One aspect of the ruling that seems all but forgotten today was the IRS's position that "The organization operates so as to provide its services to the aged at the lowest feasible cost, taking into consideration such expenses as the payment of indebtedness, maintenance of adequate reserves sufficient to insure the life care of each resident, and reserves for physical expansion commensurate with the needs of the community and the existing resources of the organization." In addition, high-end retirement facilities have all but erased the problem of maintaining residents who become unable to pay the charges by simply requiring large up-front "entry fees" that are designed to cover the actuarial risk of a resident outliving their assets. Some clearly do, of course, but some, to put it bluntly, die early. It doesn't take a genius to figure out how much to charge as an entry fee to minimize back-end risk; it just takes a good actuary.
Rev. Rul. 72-124 is what opened the doors to high-end retirement homes getting tax exemption at the federal level under Section 501(c)(3), and in turn the federal exemption may have influenced similar standards for state property tax exemption. State standards regarding what constitutes a "charity" for property tax purposes are independent of federal standards under 501(c)(3), but particularly in areas where there is little state precedent, when an organization comes to a local assessor's office waving a federal exemption letter, that letter can be influential. And that is doubly true when the organization waving the letter also happens to be a church.
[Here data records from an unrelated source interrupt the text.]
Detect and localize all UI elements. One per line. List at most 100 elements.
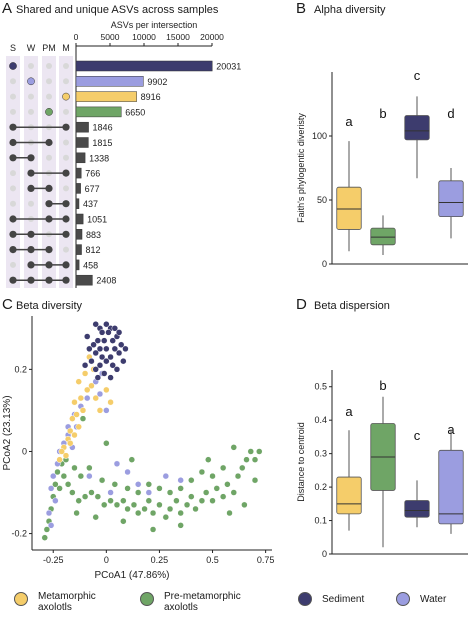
point-metamorphic bbox=[75, 378, 82, 385]
point-water bbox=[45, 509, 53, 517]
y-tick-label: 0.2 bbox=[314, 482, 327, 492]
panel-c-letter: C bbox=[2, 296, 13, 313]
point-premetamorphic bbox=[205, 456, 212, 463]
intersection-dot bbox=[9, 215, 17, 223]
point-premetamorphic bbox=[209, 497, 216, 504]
intersection-value-label: 458 bbox=[83, 260, 98, 270]
intersection-dot bbox=[46, 78, 52, 85]
point-premetamorphic bbox=[243, 456, 250, 463]
point-premetamorphic bbox=[103, 440, 110, 447]
x-tick-label: 0.25 bbox=[151, 555, 169, 565]
point-premetamorphic bbox=[241, 501, 248, 509]
intersection-dot bbox=[63, 246, 69, 253]
point-sediment bbox=[105, 329, 112, 336]
point-sediment bbox=[103, 345, 110, 353]
panel-d-letter: D bbox=[296, 296, 307, 313]
point-sediment bbox=[109, 337, 116, 344]
point-premetamorphic bbox=[198, 497, 206, 504]
point-premetamorphic bbox=[230, 489, 238, 496]
set-label-s: S bbox=[10, 43, 16, 53]
point-premetamorphic bbox=[81, 493, 89, 500]
panel-b-letter: B bbox=[296, 0, 307, 17]
point-premetamorphic bbox=[100, 501, 108, 509]
point-premetamorphic bbox=[156, 501, 163, 509]
intersection-dot bbox=[10, 108, 16, 115]
intersection-dot bbox=[27, 77, 35, 86]
point-premetamorphic bbox=[124, 505, 131, 513]
point-sediment bbox=[81, 362, 89, 369]
point-metamorphic bbox=[83, 386, 91, 394]
point-sediment bbox=[96, 345, 104, 353]
point-metamorphic bbox=[66, 440, 74, 447]
intersection-dot bbox=[63, 154, 69, 161]
intersection-dot bbox=[10, 200, 16, 207]
y-axis-title: Faith's phylogentic diveristy bbox=[296, 113, 306, 223]
point-premetamorphic bbox=[188, 476, 195, 484]
point-metamorphic bbox=[62, 452, 70, 459]
point-premetamorphic bbox=[64, 481, 72, 488]
panel-a-letter: A bbox=[2, 0, 13, 17]
point-premetamorphic bbox=[88, 489, 95, 496]
point-sediment bbox=[103, 320, 110, 328]
point-water bbox=[124, 468, 131, 476]
intersection-value-label: 6650 bbox=[125, 107, 145, 117]
y-tick-label: -0.2 bbox=[11, 529, 27, 539]
point-sediment bbox=[92, 366, 99, 373]
point-sediment bbox=[103, 357, 110, 365]
box-sediment bbox=[404, 500, 430, 518]
point-metamorphic bbox=[107, 398, 114, 406]
point-metamorphic bbox=[73, 411, 80, 418]
upset-x-tick-label: 5000 bbox=[101, 32, 120, 42]
point-premetamorphic bbox=[75, 497, 82, 504]
point-sediment bbox=[96, 362, 104, 369]
upset-x-tick-label: 20000 bbox=[200, 32, 224, 42]
intersection-bar bbox=[75, 152, 86, 164]
intersection-value-label: 437 bbox=[83, 199, 98, 209]
point-premetamorphic bbox=[239, 464, 246, 472]
point-premetamorphic bbox=[166, 489, 174, 496]
y-tick-label: 0 bbox=[322, 549, 327, 559]
panel-d-title: Beta dispersion bbox=[314, 300, 390, 312]
intersection-dot bbox=[63, 78, 69, 85]
x-tick-label: -0.25 bbox=[43, 555, 64, 565]
point-metamorphic bbox=[75, 423, 82, 431]
point-sediment bbox=[100, 370, 108, 377]
legend-swatch-metamorphic bbox=[14, 592, 28, 606]
point-premetamorphic bbox=[247, 448, 255, 455]
point-premetamorphic bbox=[166, 505, 174, 513]
point-sediment bbox=[111, 325, 119, 332]
point-metamorphic bbox=[77, 394, 85, 402]
significance-letter: c bbox=[414, 428, 421, 443]
point-premetamorphic bbox=[54, 468, 61, 476]
intersection-bar bbox=[75, 213, 84, 225]
point-premetamorphic bbox=[198, 468, 206, 476]
intersection-dot bbox=[46, 154, 52, 161]
point-premetamorphic bbox=[107, 497, 114, 504]
panel-b-title: Alpha diversity bbox=[314, 4, 386, 16]
point-premetamorphic bbox=[141, 505, 148, 513]
point-water bbox=[113, 460, 121, 468]
y-axis-title: PCoA2 (23.13%) bbox=[2, 395, 13, 470]
point-water bbox=[177, 476, 184, 484]
point-premetamorphic bbox=[183, 501, 191, 509]
intersection-dot bbox=[28, 108, 34, 115]
point-premetamorphic bbox=[124, 485, 131, 492]
significance-letter: b bbox=[379, 378, 386, 393]
point-premetamorphic bbox=[173, 497, 180, 504]
legend-label-metamorphic: Metamorphic axolotls bbox=[38, 591, 96, 613]
significance-letter: b bbox=[379, 106, 386, 121]
point-premetamorphic bbox=[202, 489, 210, 496]
point-premetamorphic bbox=[177, 522, 184, 529]
upset-x-tick-label: 10000 bbox=[132, 32, 156, 42]
intersection-dot bbox=[45, 108, 53, 116]
upset-chart: S W PM M ASVs per intersection 0 5000 10000 1500… bbox=[6, 20, 241, 288]
point-sediment bbox=[94, 337, 102, 344]
point-sediment bbox=[86, 345, 93, 353]
point-sediment bbox=[107, 353, 114, 361]
point-premetamorphic bbox=[209, 472, 216, 480]
point-premetamorphic bbox=[120, 518, 127, 525]
point-sediment bbox=[117, 341, 125, 348]
significance-letter: d bbox=[447, 106, 454, 121]
intersection-value-label: 677 bbox=[85, 184, 100, 194]
point-sediment bbox=[83, 333, 91, 340]
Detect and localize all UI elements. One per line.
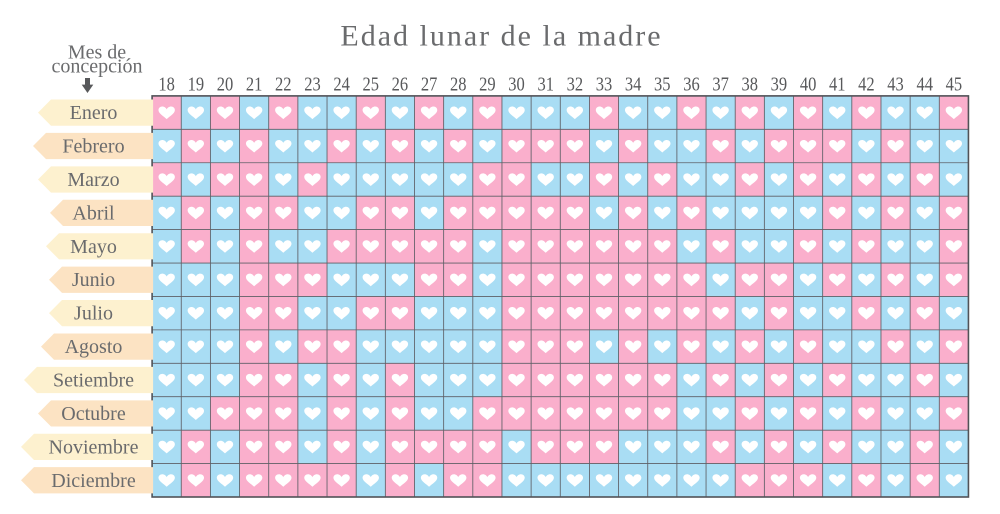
svg-text:Mayo: Mayo <box>70 236 117 258</box>
svg-text:25: 25 <box>363 74 380 96</box>
svg-text:44: 44 <box>916 74 933 96</box>
svg-text:27: 27 <box>421 74 438 96</box>
svg-text:31: 31 <box>537 74 554 96</box>
svg-text:28: 28 <box>450 74 467 96</box>
svg-text:Agosto: Agosto <box>65 336 123 358</box>
svg-text:Mes de: Mes de <box>68 42 126 64</box>
svg-text:24: 24 <box>333 74 350 96</box>
svg-text:37: 37 <box>712 74 729 96</box>
svg-text:45: 45 <box>946 74 963 96</box>
svg-text:Edad lunar de la madre: Edad lunar de la madre <box>340 20 662 53</box>
svg-text:Abril: Abril <box>72 202 115 224</box>
svg-text:38: 38 <box>742 74 759 96</box>
svg-text:19: 19 <box>188 74 205 96</box>
svg-text:23: 23 <box>304 74 321 96</box>
svg-text:43: 43 <box>887 74 904 96</box>
svg-text:Diciembre: Diciembre <box>51 470 136 492</box>
svg-text:36: 36 <box>683 74 700 96</box>
svg-text:42: 42 <box>858 74 875 96</box>
svg-text:32: 32 <box>567 74 584 96</box>
svg-text:34: 34 <box>625 74 642 96</box>
svg-text:Junio: Junio <box>72 269 115 291</box>
svg-text:Setiembre: Setiembre <box>53 370 134 392</box>
svg-text:20: 20 <box>217 74 234 96</box>
svg-text:Noviembre: Noviembre <box>49 436 139 458</box>
svg-text:30: 30 <box>508 74 525 96</box>
svg-text:Julio: Julio <box>74 303 113 325</box>
svg-text:39: 39 <box>771 74 788 96</box>
svg-text:40: 40 <box>800 74 817 96</box>
svg-text:Octubre: Octubre <box>61 403 126 425</box>
svg-text:Febrero: Febrero <box>62 136 124 158</box>
svg-text:29: 29 <box>479 74 496 96</box>
svg-text:Marzo: Marzo <box>67 169 119 191</box>
svg-text:concepción: concepción <box>51 56 142 78</box>
svg-text:41: 41 <box>829 74 846 96</box>
svg-text:33: 33 <box>596 74 613 96</box>
svg-text:26: 26 <box>392 74 409 96</box>
svg-text:22: 22 <box>275 74 292 96</box>
svg-text:21: 21 <box>246 74 263 96</box>
svg-text:35: 35 <box>654 74 671 96</box>
svg-text:18: 18 <box>158 74 175 96</box>
svg-text:Enero: Enero <box>70 102 118 124</box>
Frankly, most retirement homes have no more claim to exempt status than many profit-obsessed nonprofit hospitals, and it is high time we re-examine exemption for these organizations. Perhaps Senator Coburn would like to look into this issue alongside his NFL exemption crusade. In my view, charitable tax-exemption for high-end retirement complexes is far more of a scandal than trade-association status for the NFL league office, which probably wouldn't pay any taxes anyway.